Rural building permits down
Building permit numbers for regional district rural areas are shockingly low for Spallumcheen’s mayor.
Will Hansma was reacting to township administrator Lynda Shykora’s report on October’s building permits for rural areas.
In the township, nine permits were issued for a total of $578,904. In October 2010, nine permits were issued for just under $900,000.
Through October 2011, the township has taken in nearly $4.7 million in building permits, compared to $8.5 million a year ago.
“It shows how poorly the economy is doing,” said Hansma, who was also referring to the overall numbers that take in Armstrong, Enderby, Lumby and electoral areas.

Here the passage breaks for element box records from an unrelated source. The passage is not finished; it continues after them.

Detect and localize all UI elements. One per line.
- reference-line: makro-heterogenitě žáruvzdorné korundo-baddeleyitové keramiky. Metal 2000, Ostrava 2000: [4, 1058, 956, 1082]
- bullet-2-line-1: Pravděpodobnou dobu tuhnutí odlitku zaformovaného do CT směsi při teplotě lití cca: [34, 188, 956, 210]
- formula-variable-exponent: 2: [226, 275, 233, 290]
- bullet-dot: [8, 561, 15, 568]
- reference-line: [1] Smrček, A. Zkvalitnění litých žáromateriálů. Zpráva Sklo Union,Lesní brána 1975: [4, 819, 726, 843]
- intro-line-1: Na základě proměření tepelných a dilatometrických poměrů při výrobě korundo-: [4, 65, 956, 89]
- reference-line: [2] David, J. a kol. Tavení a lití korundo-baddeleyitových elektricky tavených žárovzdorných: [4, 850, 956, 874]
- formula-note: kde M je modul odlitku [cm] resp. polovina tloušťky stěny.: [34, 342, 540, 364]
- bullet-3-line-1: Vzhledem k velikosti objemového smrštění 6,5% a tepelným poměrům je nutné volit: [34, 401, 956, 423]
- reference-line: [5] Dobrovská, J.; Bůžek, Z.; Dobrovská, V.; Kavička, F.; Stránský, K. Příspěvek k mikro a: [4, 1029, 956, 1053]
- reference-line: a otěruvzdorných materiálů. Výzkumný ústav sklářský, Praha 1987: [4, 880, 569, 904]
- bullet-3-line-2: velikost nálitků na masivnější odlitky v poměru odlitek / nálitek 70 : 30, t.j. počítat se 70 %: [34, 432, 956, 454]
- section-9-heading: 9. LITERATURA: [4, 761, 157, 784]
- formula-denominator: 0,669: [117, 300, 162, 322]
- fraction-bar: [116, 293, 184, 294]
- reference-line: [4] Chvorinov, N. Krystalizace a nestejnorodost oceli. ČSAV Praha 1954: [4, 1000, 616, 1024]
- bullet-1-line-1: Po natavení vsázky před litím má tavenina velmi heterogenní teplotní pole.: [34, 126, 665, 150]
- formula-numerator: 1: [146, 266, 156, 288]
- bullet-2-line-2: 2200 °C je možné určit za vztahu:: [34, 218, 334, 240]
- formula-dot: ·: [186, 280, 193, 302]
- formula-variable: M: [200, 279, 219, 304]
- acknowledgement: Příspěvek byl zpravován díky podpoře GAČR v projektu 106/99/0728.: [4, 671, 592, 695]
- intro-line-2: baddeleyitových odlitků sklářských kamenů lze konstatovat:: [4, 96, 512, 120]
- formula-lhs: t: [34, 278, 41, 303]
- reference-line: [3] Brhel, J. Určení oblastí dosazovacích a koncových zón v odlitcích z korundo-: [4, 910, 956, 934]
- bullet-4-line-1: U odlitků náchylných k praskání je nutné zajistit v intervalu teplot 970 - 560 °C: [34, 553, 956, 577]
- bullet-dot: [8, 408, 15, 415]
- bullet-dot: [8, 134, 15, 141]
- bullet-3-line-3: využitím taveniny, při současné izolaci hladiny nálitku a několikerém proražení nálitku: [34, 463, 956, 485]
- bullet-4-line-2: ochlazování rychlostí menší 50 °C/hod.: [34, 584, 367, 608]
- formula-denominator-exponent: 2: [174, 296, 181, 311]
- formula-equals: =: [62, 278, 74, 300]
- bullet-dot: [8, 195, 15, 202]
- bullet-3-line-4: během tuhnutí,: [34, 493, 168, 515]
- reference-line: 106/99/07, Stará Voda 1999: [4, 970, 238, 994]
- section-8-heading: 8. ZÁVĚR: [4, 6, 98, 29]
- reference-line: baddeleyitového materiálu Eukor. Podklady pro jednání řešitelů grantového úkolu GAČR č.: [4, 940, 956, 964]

So far, in 2011, there have been 337 permits issued for a value of just more than $29 million. A year ago, through October, 370 permits had been issued for $64.6 million
Road work under budget
Three major road projects in the Township of Spallumcheen in 2011 all came in under budget.
Public works manager Ed Forslund told staff that the Salmon River Road rehabilitation project, budgeted at nearly $1.5 million, left more than $100,000 in surplus.
“The actual expenditures for the Salmon River Road project were $1,366,577.13, leaving a surplus of $100, 644.87 in the project budget,” said Forslund.
Full-depth reclamation and asphalt paving to extend the limits of the Salmon River Road project to Hallam Road, as well as a 750-metre section of Powerhouse Road, was also approved by council. There was $313,300 budgeted for that project, and it came in at $288,137.45, leaving more than $25,000 in surplus.
Work on Chamberlaine Road was budgeted for $12,790, and that came in at $11,860.37, leaving a surplus of just shy of $1,000.
No big impact with Resource Roads Act
Proposed changes to B.C.’s Resource Roads Act will not have a major impact on the township.
The province is currently reviewing maintenance and liability of natural resource roads. Among the key issues the province is trying to address is ensuring resource roads are built and maintained with due consideration to environmental impacts, and ensure that roads are open to everyone except as required to protect the road.
The province plans to identify one designated maintainer for each resource road who will maintain and repair the road.
While numerous towns and municipalities in B.C. are accessed by resource roads, and could be impacted by the proposed changes, public works manager Ed Forslund said the township is not the primary user of any local resource roads.
“There are two resource roads entering the township, one at the top of Chamberlaine Road and other off Back Enderby Road,” said Forslund. “The only impact that there could be on Chamberlaine Road would be no access for recreational users if the province deactivated the road.”
Baker Road, which enters the township at Back Enderby Road, is currently restricted by a locked gate, noted Forslund in his report.
Council voted unanimously to send a letter to the province asking that the township be notified and consulted before any proposed changes to any resource road bordering the township are made.